I've already discussed, at length, my perclivities concerning Okami, so I won't go on about that. Other disappointments, however, have to include The Conduit. When I reviewed it, I mentioned the importance of such a risky game. The single-player wasn't very interesting to begin with, leaving players with the hyped up online mode. With time, however, even the multiplayer seems to have broken. Player-exploited glitches of invincibility and invisibility have taken almost all the fun out of the experience.
But perhaps my biggest disappoint this year was the lack of attention my DS--formerly my most useful system--received. Very few games I was interested in came out early in the year, and I didn't get around to Scribblenauts or The Legend of Zelda: Spirit Tracks. But this brings me to the end of my post.

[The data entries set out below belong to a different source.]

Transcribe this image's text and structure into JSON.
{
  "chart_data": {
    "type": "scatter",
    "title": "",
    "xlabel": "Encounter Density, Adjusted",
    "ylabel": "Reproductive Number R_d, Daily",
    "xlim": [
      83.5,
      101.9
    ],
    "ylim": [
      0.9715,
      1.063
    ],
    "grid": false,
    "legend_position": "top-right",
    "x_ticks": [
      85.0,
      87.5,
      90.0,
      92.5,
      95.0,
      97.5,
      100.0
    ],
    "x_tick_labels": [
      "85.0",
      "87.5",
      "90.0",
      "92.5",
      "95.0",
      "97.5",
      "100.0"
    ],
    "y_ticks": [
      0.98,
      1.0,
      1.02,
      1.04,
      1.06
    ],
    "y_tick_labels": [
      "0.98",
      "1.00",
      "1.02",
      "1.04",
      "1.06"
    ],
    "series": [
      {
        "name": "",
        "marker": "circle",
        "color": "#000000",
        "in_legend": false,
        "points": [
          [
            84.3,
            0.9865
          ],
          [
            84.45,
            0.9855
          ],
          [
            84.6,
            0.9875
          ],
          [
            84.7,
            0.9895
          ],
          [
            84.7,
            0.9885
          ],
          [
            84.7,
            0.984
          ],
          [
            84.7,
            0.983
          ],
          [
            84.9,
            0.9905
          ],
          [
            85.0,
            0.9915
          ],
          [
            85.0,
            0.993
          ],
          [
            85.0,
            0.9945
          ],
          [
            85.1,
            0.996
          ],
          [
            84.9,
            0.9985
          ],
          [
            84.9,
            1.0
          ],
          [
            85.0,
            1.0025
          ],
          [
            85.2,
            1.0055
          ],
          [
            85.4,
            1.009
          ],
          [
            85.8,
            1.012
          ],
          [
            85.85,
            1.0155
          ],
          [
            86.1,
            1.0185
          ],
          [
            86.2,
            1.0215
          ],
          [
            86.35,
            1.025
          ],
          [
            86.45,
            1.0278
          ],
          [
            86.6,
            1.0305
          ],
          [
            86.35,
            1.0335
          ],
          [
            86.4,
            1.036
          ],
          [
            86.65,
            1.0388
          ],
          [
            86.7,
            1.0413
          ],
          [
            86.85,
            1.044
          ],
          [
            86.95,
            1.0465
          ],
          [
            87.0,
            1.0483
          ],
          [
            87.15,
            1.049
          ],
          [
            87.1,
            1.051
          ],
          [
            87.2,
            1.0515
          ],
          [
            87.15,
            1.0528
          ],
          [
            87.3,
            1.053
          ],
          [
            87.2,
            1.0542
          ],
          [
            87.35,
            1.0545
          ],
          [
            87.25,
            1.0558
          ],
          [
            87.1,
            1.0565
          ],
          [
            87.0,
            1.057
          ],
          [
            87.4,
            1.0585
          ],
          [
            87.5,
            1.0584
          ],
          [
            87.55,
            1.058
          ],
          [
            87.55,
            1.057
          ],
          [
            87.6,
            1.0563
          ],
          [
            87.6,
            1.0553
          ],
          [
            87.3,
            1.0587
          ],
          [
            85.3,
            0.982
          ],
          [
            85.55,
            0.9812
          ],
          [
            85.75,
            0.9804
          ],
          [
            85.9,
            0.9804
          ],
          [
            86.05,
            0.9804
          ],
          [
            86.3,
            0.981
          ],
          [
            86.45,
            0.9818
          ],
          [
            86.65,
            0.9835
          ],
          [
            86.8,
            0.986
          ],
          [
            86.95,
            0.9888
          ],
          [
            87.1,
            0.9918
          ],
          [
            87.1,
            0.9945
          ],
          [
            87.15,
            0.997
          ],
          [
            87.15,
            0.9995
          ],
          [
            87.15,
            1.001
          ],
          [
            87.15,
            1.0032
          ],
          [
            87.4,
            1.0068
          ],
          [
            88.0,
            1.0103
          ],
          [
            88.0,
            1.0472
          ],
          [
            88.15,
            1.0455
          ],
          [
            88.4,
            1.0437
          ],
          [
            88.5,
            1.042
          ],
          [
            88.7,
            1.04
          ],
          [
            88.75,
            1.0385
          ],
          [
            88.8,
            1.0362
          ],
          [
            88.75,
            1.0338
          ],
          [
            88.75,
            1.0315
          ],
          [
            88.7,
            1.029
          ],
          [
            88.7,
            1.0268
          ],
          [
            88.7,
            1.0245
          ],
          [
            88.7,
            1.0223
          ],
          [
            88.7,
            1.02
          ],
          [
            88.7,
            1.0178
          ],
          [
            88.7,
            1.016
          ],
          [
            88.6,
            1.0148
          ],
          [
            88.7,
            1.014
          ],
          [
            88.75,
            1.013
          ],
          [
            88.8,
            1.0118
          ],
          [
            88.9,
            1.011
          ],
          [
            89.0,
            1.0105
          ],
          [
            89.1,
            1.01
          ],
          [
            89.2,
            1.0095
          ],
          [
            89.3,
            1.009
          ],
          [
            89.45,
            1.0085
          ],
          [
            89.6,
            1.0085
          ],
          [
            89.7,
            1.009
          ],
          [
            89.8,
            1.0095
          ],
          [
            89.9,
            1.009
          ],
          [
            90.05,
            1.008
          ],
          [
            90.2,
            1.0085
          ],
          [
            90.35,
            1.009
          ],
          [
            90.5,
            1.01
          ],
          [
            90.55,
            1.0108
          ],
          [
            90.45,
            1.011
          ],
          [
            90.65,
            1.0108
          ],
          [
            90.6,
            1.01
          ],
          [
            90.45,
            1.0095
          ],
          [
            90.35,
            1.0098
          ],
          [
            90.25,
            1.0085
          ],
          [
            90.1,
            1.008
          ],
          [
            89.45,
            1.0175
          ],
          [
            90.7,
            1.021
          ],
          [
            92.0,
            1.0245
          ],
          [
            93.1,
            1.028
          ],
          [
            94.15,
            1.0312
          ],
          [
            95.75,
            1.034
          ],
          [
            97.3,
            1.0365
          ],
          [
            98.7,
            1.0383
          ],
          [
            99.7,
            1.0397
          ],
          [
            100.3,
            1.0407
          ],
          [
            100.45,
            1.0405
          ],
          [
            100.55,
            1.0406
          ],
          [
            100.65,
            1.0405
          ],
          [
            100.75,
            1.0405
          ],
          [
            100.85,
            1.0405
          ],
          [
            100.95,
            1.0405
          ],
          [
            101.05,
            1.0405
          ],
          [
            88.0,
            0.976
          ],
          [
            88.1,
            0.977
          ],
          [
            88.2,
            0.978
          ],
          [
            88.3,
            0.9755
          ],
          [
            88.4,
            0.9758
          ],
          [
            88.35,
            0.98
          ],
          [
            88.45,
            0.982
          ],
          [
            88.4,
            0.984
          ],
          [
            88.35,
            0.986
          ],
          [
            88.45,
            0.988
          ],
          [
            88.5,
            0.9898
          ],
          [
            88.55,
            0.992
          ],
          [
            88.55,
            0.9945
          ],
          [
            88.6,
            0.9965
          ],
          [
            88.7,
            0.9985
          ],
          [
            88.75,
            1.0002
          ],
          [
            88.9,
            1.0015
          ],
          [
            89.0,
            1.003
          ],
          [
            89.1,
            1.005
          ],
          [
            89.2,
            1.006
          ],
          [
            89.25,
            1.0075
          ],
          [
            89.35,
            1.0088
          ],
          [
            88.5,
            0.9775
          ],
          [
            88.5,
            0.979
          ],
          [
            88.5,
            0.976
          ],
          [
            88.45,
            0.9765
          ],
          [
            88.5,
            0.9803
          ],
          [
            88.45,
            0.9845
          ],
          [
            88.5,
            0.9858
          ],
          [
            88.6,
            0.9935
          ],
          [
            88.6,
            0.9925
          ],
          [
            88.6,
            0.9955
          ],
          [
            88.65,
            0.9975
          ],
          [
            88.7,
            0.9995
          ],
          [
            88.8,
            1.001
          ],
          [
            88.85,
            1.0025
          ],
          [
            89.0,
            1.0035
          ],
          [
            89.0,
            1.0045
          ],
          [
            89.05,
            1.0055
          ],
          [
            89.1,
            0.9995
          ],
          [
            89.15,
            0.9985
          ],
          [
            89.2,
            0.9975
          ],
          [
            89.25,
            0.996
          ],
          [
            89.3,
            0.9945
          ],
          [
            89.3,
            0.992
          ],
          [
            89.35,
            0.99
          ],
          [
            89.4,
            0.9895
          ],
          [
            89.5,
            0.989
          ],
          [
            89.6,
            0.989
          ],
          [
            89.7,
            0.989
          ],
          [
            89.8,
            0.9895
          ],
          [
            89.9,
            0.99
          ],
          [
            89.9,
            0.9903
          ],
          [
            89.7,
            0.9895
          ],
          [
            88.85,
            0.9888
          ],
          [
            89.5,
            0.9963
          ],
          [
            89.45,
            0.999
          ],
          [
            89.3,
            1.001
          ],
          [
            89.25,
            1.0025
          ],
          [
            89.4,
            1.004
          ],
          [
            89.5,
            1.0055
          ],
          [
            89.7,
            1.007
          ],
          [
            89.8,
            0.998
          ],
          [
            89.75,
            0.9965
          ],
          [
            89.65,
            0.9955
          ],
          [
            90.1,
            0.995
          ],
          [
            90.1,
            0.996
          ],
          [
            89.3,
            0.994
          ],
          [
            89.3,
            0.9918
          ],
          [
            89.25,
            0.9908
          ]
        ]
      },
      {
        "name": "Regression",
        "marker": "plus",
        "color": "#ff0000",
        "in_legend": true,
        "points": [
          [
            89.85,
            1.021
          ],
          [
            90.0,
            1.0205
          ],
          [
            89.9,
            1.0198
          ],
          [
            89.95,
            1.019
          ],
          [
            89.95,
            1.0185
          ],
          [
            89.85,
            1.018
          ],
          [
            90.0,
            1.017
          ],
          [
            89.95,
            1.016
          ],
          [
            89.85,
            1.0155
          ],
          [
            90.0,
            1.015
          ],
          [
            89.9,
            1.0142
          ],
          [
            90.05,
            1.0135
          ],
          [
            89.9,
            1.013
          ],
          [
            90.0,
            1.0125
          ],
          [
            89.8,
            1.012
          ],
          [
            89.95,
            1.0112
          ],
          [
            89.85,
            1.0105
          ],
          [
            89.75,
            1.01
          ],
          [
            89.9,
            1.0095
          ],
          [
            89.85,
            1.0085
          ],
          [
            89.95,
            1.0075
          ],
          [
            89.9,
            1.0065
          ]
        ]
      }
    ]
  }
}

Games to Look Forward to in 2010:
To start with, my wife and I got tons of games for Christmas: Bioshock, Heavenly Sword, Assassin's Creed, and a Wii points and PS3 card. So at least the next couple of months are covered!
After that, there's not too much I'm crazy psyched for. MAG's promise of 256-player, online battlefields sounds great in theory, but we'll have to see how it turns out. I'm also understandably excited for the promised Legend of Zelda 2 for Wii--though, let's be honest, that probably won't come out until next year at the earliest. Final Fantasy XIV also shows promise. Oh! And Metroid: Other M looks awesome! Lastly, Heavy Rain seems interesting if only for its innovative design promises. But only time will tell.
Well, now that I've shared my two-cents, feel free to share in return. I'm always open to suggestions!